In der Folge ist seine Bußgeldstelle mit einer massiven Zahl an Anzeigen konfrontiert worden. Und als wären die Mitarbeiter nicht belastet genug gewesen, kam dann, mit dem russischen Angriffskrieg auf die Ukraine, der Ansturm der in München gestrandeten Geflüchteten auf die Melde- und Ausländerbehörde.

Thomas Böhle hat seinen Job geliebt

Gab es Momente, wo er sich insgeheim gewünscht hat, lieber seinen früheren Posten behalten zu haben - als Personalreferent der Stadt, der er 18 Jahre lang war? "Nie", sagt er, "kein einziges Mal. Ich habe genau immer das am liebsten gemacht, was ich gerade gemacht habe."

Und schließlich gebe es genug, woran er sich freuen könne, zusammen mit den Münchnern: die von seiner Behörde genehmigten 650 Schanigärten mit 10.000 neuen Sitzplätzen draußen, zum Beispiel, die der Stadt bleiben werden, das Frauen-Nachttaxi, Verbesserungen bei Radlwegen, das Online-Terminsystem im Parteiverkehr, das nun, anders als früher, lange Warteschlangen verhindert. Und das nunmehr komplett fertig sanierte KVR-Hauptgebäude, barrierefrei, hell, mit Leitsystem und leisen Arbeitsplätzen. "Ich hinterlasse keine Baustellen", so sagt er das. Und hört sich sehr zufrieden mit sich selber an.

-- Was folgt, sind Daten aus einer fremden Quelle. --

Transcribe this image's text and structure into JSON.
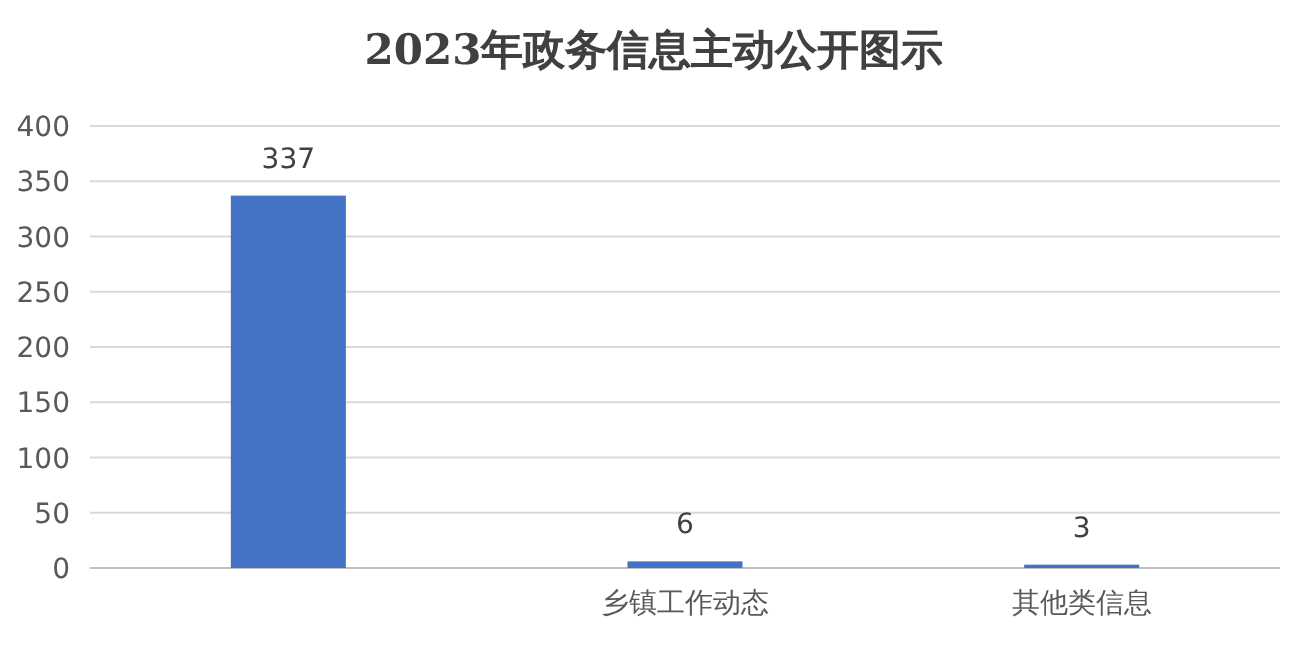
{
  "chart_data": {
    "type": "bar",
    "title": "2023年政务信息主动公开图示",
    "categories": [
      null,
      "乡镇工作动态",
      "其他类信息"
    ],
    "values": [
      337,
      6,
      3
    ],
    "color": "#4472c4",
    "ylim": [
      0,
      400
    ],
    "yticks": [
      0,
      50,
      100,
      150,
      200,
      250,
      300,
      350,
      400
    ],
    "grid": "y",
    "data_labels": true
  }
}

Keine Pläne zu haben ist das Ziel für die Zukunft 

Nur bei der Frage, was denn jetzt kommen soll in seinem Leben, wird Thomas Böhle (dessen 16-jährige Tochter noch im Haus ist, der aber auch schon zwei Enkel hat) schweigsam. "Mein Plan ist, dass es jetzt keine Pläne gibt." Was er jedenfalls nicht machen werde, sind Radtouren, "entgegen der Legende fahre ich nicht gerne Rad." Und wenn er doch Sehnsucht bekommt nach seinem KVR? "Ich wohne ja nicht weit weg", scherzt er, "notfalls hole ich mir jede Woche einen neuen Pass."